Если бы не друзья мои... (Лев) - страница 87

Каждый старался проскочить так, чтобы избежать удара, люди наступали друг другу на пятки, задние подталкивали передних. Но и снаружи на выходивших сыпался град ударов, били гофрированными трубками от противогазов, покрикивая:

— Хальт! Хальт!

На улице — пронизывающий холод. Долина и опушка леса затянуты молочно-белым туманом. Увядшая трава покрыта инеем. Жухлые листья на земле как бы обшиты по краям тонкой белой узорчатой каймой.

Два немецких офицера стояли в стороне, искали что-то на топографической карте. Все, что они на ней видели, — деревни, луг, лес, река, близкое и родное нам, — им было чуждо и ненавистно.

Один из них заметил, что пожилой красноармеец сел на землю.

— Встать! — крикнул офицер, и лицо его побагровело от злости.

Красноармеец с покрытым паутиной морщинок желтым лицом, скорее всего ополченец, то ли не понял, что окрик относится к нему, то ли стал безразличен ко всему на свете, продолжал сидеть не двигаясь.

Фашист, стянув перчатку с холеной руки, вынул из кобуры парабеллум. Гулкий отзвук выстрела еще долго дрожал в притихшем воздухе.

— Внимание! Внимание!

Твердо ступая большими сапогами, перед нами появился рослый здоровяк с повязкой «переводчик» на рукаве.

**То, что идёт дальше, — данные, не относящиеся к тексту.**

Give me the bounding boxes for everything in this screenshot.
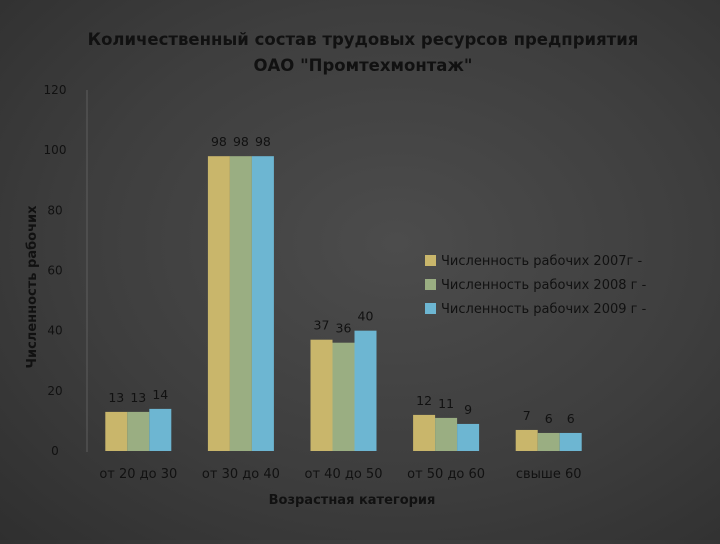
y-tick-label: 20 xyxy=(47,384,62,398)
legend-label: Численность рабочих 2007г - xyxy=(441,254,642,269)
data-label: 37 xyxy=(314,318,330,333)
bar xyxy=(435,417,458,451)
data-label: 98 xyxy=(255,134,271,149)
bar xyxy=(229,156,252,451)
data-label: 7 xyxy=(523,408,531,423)
legend-label: Численность рабочих 2009 г - xyxy=(441,302,647,317)
x-tick-label: от 50 до 60 xyxy=(407,467,485,482)
y-tick-label: 60 xyxy=(47,264,62,278)
y-tick-label: 80 xyxy=(47,203,62,217)
y-tick-label: 120 xyxy=(44,83,67,97)
legend-swatch xyxy=(425,279,436,290)
bar xyxy=(559,432,582,451)
y-tick-label: 100 xyxy=(44,143,67,157)
legend: Численность рабочих 2007г - Численность р… xyxy=(425,254,647,317)
bar xyxy=(105,411,128,451)
bar xyxy=(251,156,274,451)
legend-swatch xyxy=(425,303,436,314)
x-tick-label: свыше 60 xyxy=(516,467,582,482)
bar xyxy=(149,408,172,451)
chart-title-line2: ОАО "Промтехмонтаж" xyxy=(254,56,473,75)
data-label: 6 xyxy=(545,411,553,426)
legend-label: Численность рабочих 2008 г - xyxy=(441,278,647,293)
y-ticks: 0 20 40 60 80 100 120 xyxy=(44,83,67,458)
bar xyxy=(537,432,560,451)
bar xyxy=(354,330,377,451)
legend-swatch xyxy=(425,255,436,266)
data-label: 40 xyxy=(358,309,374,324)
bar xyxy=(457,423,480,451)
chart-title-line1: Количественный состав трудовых ресурсов … xyxy=(88,30,639,49)
data-label: 13 xyxy=(108,390,124,405)
y-tick-label: 40 xyxy=(47,324,62,338)
data-label: 36 xyxy=(336,321,352,336)
data-label: 12 xyxy=(416,393,432,408)
x-tick-label: от 40 до 50 xyxy=(305,467,383,482)
bar xyxy=(332,342,355,451)
data-label: 13 xyxy=(130,390,146,405)
x-tick-label: от 30 до 40 xyxy=(202,467,280,482)
data-label: 98 xyxy=(233,134,249,149)
data-label: 6 xyxy=(567,411,575,426)
bar xyxy=(207,156,230,451)
y-tick-label: 0 xyxy=(51,444,59,458)
data-label: 11 xyxy=(438,396,454,411)
y-axis-label: Численность рабочих xyxy=(25,205,40,369)
x-tick-label: от 20 до 30 xyxy=(99,467,177,482)
data-label: 98 xyxy=(211,134,227,149)
data-label: 14 xyxy=(152,387,168,402)
bar xyxy=(310,339,333,451)
bar xyxy=(515,429,538,451)
x-ticks: от 20 до 30 от 30 до 40 от 40 до 50 от 50 д… xyxy=(99,467,581,482)
data-label: 9 xyxy=(464,402,472,417)
bar xyxy=(127,411,150,451)
x-axis-label: Возрастная категория xyxy=(269,493,436,508)
bar xyxy=(413,414,436,451)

— Господин лейтенант сейчас показал, что ждет каждого из вас, если он не будет беспрекословно выполнять приказания. Видите, как лежит этот… А между тем немецкое командование приготовило для него и теплый кров, и сытный ужин. Все это вы получите к концу дня.

Нас выстроили по четыре в ряд. На вопрос: «Кто ранен?» — никто не ответил: мы знали, что раненые, которых вывели раньше, лежат в овраге, за огородами, и земля возле них пропитана кровью. Да никто из расправы с ранеными особой тайны не делал. Наоборот, гитлеровцы не упускали случая похвастать этим.

Наша колонна росла, подгоняли новые группы пленных. Их сопровождали немецкие офицеры на мотоциклах, солдаты на велосипедах или верхом.

В одной из групп я увидел Ивашина. Он тоже узнал меня, кажется, даже подмигнул. На нем не было ремня, но он единственный, на петлицах которого сохранились знаки различия. Теплая волна прилила к сердцу — он здесь, с нами, наш командир! При виде его коренастой фигуры, плотно сжатых губ, сурово сведенных бровей над прищуренными глазами, смотревшими настороженно и внимательно, во мне зародилась смутная надежда на спасение. Немецкий лейтенант указал на него переводчику.

— Старший лейтенант, выходите из строя!

Ивашин вышел.

— Старший лейтенант, подтянитесь!

— Нечем, — ответил вызывающе Ивашин, показывая, что у него нет ремня.

— Вы пойдете со мной в голове колонны и будете повторять мои команды.